We’re both completely exhausted. Actually, all three of us are exhausted. Meg needs more sleep. I’m thinking maybe we need to put her to bed earlier. Maybe the old “if you put her to bed earlier, she’ll sleep later” thing will work. Who knows. But I get home from work at 6:15, so getting her to bed by 7 would be difficult. 7:30 is the earliest we’ve managed.

This whole thing is particularly frustrating, because fuss-it-out has always worked for us. Meg has always been a tension releaser. Since the day she was born, she’s been a great car sleeper. But she has never, not once, fallen asleep in the car without crying. If we’re in the car and she starts crying, I guarantee you she’ll be asleep within 5 minutes. At home, she sometimes, but not always, cries a for a couple of minutes before falling asleep.

When Meg was 3 months old, she started sleeping with us, because I was back at work and that was the fastest way to put her to sleep. I think we both needed some co-sleeping as a transition between being home and going back to work – Meg and I missed eachother a lot and it helped us to be together at night. (Although, even in bed being comforted by us, she fussed for about 5 minutes every night before going to sleep)

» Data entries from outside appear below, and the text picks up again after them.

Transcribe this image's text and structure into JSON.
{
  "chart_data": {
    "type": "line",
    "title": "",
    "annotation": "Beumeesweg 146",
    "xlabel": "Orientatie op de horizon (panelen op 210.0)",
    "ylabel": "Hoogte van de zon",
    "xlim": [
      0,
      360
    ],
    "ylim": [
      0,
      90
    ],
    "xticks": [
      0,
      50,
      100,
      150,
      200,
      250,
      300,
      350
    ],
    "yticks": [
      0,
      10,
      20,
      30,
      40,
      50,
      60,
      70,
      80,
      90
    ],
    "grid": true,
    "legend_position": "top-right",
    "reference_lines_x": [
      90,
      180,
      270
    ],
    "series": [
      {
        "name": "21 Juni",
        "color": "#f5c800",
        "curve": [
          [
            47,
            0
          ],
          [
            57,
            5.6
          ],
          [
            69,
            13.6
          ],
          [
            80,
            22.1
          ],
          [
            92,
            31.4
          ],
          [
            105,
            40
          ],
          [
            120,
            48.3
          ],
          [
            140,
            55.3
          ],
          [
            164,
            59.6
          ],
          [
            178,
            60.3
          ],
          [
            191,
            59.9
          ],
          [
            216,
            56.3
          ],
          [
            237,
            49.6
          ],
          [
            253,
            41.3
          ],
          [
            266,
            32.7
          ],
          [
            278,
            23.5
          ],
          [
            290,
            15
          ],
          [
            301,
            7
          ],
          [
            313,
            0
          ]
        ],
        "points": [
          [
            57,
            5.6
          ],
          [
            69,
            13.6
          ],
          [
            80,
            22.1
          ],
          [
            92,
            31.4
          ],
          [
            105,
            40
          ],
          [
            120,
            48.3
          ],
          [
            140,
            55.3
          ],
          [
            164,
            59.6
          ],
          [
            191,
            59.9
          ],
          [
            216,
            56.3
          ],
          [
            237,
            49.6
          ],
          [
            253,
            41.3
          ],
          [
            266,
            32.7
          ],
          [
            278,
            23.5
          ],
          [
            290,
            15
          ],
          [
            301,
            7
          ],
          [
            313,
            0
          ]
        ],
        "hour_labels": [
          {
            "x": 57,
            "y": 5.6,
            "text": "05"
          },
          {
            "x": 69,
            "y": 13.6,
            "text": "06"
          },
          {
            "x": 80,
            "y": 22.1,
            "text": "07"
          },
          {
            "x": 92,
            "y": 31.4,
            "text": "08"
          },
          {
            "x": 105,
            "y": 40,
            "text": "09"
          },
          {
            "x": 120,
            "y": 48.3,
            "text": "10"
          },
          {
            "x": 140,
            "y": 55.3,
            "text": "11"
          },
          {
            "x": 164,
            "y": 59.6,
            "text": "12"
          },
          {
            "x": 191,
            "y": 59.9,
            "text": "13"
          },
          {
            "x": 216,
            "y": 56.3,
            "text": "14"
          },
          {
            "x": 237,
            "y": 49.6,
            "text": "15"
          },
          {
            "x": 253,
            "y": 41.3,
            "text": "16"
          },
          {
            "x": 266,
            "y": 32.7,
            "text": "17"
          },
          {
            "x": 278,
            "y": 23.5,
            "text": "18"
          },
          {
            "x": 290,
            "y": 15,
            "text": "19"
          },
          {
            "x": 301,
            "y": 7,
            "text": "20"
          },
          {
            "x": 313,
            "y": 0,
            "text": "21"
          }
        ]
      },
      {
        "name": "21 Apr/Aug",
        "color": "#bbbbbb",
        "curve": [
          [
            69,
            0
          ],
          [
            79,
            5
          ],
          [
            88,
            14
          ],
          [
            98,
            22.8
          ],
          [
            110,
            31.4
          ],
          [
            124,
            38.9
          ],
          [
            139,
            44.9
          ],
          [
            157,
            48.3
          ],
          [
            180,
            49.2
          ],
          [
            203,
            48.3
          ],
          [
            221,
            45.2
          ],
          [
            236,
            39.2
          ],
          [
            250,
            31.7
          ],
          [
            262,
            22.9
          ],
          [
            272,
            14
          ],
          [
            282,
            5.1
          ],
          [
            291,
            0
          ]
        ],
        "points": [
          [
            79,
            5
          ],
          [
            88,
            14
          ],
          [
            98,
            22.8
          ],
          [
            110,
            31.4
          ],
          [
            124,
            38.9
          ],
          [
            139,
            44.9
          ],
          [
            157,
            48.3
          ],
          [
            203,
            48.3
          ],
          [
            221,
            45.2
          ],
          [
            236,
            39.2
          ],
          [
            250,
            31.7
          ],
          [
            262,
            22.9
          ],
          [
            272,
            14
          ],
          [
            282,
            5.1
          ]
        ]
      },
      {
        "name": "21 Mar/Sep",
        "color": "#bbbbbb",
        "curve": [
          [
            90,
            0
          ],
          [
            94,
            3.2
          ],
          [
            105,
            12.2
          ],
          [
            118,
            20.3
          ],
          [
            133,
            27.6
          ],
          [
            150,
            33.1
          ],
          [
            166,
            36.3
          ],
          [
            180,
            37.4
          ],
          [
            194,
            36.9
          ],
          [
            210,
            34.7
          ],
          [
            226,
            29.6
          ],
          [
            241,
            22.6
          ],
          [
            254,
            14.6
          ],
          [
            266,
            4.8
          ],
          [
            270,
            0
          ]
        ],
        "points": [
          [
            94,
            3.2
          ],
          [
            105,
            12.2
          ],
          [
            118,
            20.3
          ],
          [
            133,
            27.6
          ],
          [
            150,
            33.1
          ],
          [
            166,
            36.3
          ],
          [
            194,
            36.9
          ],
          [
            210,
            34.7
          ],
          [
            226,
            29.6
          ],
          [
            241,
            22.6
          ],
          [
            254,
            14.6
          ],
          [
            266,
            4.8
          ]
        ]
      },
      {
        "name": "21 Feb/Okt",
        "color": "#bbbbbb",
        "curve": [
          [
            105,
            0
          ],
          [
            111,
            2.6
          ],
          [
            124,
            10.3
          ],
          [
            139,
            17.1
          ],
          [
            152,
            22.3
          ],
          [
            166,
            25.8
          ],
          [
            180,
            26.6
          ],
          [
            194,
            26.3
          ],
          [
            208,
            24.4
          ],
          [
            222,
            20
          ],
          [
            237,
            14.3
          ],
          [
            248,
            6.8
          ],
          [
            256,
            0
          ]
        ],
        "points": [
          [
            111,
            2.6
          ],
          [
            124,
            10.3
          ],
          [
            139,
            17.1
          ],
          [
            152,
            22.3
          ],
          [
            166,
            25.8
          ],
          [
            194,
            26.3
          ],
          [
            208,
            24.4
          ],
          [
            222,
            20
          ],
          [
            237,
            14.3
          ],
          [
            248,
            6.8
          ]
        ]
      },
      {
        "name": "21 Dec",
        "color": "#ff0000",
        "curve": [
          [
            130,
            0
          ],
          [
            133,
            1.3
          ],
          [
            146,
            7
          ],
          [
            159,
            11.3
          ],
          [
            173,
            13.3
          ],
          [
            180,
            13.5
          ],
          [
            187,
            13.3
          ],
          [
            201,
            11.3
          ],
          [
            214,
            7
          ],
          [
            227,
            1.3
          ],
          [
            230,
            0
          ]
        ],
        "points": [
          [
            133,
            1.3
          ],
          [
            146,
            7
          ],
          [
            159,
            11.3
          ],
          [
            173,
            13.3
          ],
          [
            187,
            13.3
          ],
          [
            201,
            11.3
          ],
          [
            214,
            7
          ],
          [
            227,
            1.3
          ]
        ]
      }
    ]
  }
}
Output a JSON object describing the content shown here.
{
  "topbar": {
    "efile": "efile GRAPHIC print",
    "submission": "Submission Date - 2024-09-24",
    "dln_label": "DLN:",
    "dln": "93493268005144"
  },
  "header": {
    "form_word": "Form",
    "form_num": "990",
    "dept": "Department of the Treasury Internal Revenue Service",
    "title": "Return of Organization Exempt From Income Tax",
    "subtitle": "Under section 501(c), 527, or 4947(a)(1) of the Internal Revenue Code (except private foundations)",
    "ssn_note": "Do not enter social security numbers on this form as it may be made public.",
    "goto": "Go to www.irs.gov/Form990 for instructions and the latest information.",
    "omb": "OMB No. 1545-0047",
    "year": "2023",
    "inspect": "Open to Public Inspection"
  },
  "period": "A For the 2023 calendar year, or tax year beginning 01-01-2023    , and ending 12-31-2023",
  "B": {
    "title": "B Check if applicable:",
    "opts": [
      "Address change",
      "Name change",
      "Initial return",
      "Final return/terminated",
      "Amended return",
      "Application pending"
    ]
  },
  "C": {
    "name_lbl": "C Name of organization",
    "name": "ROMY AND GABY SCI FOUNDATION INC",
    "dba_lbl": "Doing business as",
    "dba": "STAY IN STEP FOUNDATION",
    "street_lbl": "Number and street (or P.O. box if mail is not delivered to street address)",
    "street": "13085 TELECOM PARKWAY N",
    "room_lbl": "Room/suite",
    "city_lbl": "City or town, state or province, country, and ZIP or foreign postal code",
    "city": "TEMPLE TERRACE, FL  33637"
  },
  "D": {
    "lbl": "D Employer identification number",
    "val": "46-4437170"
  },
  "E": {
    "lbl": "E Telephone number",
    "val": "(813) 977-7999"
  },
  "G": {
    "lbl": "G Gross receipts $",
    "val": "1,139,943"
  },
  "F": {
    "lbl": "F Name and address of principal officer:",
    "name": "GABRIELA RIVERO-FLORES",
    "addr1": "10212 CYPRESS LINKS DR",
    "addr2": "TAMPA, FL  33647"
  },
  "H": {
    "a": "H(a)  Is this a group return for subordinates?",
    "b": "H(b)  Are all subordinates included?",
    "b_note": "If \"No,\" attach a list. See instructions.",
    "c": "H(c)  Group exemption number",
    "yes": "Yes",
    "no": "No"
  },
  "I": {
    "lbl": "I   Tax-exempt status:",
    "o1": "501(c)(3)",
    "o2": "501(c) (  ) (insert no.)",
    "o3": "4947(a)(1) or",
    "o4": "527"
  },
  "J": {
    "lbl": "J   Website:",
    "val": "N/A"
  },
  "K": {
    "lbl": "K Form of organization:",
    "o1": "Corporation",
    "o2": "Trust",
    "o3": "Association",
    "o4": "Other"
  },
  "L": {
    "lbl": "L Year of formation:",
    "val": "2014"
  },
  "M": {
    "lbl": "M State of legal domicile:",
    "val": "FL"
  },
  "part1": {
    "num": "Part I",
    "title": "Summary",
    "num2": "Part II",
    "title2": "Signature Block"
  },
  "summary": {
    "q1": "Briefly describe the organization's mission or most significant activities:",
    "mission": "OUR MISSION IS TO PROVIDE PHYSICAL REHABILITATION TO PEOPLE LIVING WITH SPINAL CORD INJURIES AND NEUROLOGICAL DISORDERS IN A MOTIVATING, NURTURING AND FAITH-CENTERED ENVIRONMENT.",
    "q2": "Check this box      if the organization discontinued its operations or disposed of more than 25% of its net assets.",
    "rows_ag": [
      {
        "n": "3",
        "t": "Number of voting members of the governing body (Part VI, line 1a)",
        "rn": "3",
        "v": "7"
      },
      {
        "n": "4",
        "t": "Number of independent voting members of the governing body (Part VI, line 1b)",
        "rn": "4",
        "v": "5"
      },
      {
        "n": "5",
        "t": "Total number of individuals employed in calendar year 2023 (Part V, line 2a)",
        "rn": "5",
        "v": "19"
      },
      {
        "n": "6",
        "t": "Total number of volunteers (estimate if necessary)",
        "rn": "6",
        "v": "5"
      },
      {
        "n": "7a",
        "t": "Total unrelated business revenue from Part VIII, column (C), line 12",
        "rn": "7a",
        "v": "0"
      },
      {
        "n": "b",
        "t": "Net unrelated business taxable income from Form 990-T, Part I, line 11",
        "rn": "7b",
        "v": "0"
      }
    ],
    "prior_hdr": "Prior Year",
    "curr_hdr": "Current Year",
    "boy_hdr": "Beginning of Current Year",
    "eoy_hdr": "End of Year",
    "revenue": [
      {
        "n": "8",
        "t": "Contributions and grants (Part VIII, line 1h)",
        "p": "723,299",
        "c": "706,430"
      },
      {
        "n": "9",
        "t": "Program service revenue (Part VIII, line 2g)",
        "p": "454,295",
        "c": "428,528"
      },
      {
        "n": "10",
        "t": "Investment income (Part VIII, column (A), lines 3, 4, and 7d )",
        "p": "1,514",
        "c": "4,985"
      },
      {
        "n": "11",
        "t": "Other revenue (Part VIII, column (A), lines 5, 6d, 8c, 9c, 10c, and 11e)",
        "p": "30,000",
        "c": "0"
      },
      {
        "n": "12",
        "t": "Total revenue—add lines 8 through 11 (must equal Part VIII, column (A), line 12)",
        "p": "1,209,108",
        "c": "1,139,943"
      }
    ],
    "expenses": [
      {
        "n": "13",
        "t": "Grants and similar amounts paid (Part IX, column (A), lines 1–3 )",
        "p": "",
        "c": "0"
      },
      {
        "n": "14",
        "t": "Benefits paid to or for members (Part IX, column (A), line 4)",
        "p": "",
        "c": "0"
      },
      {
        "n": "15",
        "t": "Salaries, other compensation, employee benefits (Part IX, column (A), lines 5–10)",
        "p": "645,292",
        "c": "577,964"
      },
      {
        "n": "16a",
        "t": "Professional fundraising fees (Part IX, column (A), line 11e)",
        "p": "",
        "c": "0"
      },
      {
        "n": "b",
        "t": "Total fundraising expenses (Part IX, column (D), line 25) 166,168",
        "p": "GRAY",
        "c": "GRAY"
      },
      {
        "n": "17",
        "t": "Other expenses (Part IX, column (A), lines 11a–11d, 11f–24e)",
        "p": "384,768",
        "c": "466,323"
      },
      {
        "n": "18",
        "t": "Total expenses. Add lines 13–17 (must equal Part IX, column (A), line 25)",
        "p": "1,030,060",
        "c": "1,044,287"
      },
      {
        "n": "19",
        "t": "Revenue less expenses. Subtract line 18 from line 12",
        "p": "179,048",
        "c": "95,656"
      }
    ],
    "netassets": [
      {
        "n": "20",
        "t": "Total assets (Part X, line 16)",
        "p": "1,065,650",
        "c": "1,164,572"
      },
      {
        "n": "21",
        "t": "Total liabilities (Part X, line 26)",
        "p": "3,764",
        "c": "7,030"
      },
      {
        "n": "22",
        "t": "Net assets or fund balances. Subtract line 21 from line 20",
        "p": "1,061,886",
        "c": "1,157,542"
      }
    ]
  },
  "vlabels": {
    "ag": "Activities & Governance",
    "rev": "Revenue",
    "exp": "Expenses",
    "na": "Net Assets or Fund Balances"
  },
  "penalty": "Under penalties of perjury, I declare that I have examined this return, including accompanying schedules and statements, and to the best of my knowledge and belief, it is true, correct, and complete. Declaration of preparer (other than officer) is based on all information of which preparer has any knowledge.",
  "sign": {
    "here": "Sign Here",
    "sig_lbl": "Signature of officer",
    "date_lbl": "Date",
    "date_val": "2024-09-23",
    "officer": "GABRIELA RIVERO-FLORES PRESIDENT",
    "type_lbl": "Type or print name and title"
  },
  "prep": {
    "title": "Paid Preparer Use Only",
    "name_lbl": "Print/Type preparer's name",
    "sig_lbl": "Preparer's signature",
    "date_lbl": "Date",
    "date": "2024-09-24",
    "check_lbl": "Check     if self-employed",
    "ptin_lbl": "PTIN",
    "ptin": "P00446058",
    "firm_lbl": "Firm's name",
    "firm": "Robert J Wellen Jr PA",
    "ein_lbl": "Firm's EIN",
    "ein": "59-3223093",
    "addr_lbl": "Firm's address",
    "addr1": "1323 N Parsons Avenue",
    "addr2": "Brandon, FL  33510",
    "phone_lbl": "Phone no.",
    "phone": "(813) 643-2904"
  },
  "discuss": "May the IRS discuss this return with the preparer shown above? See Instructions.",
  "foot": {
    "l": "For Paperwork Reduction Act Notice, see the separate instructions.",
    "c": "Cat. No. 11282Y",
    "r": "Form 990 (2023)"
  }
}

By 4 months, Thomas started pushing to try cry it out. He hated co-sleeping. He claimed he never slept because he was worried about rolling over onto Meg. I didn’t want to do it. I can’t let my baby cry! Plus, I loved having her near me. But my mom and Thomas worked together to wear me down. When we finally tried it, it worked immediately. It was like she just wanted us to leave her alone. The first night, she cried for 30 minutes (we went in every 5 minutes and soothed her without picking her up), the second night for 15 minutes, and after that she started doing her 1-2 minute release (like she’d always done in the car), before falling asleep. All of us slept better. Much better.

She’s obviously had several transitions and periods of bad sleeping since she was 5 months old. We give her what she needs (Tylenol if she’s teething, lots and lots of soothing/rocking if she’s sick), but when she’s better, she sleeps wonderfully again. This anger at being put to bed is a totally new thing and we are truly at our wits end.

I’m thinking about taking her to the doctor, just to make sure she doesn’t have an ear infection or something. But I don’t think she does. Laying down doesn’t bother her if she’s laying on my lap. She isn’t tugging her ear at all (and she always has when she’s had an ear infection).

I’m just hoping it’s a phase, hopefully a short one, and will be over soon. We don't know what else to do and we're losing our minds from the lack of sleep.

We're trying something new tonight. Thomas took his pillows and comforter* in her room and is laying on the floor, trying to get her to fall asleep next to him. I wanted to do it, but he refused to carry the futon mattress up from the basement. I think it would be much better than sleeping on the hardwood floor and don't understand why the two of us can't get it upstairs. Whatever. If he wants to sleep on the hardwood floor, he can. I pray this works.

*We have two comforters on our bed, one for each of us

1 comment:

  1. Huh. I got nothing. Except for some sympathy and a little empathy on the early waking, since Fuss has been doing the same lately. Of course, she's been sick, and that's when her early-waking (we're talking as early as 4:50AM from my previously 7-7:30 average waker) Driving us nuts. My husband has been a trooper, which i really appreciate, since I've been getting my best sleep after 4am. But she still wakes me when she's up and talking - I must be tuned to her voice.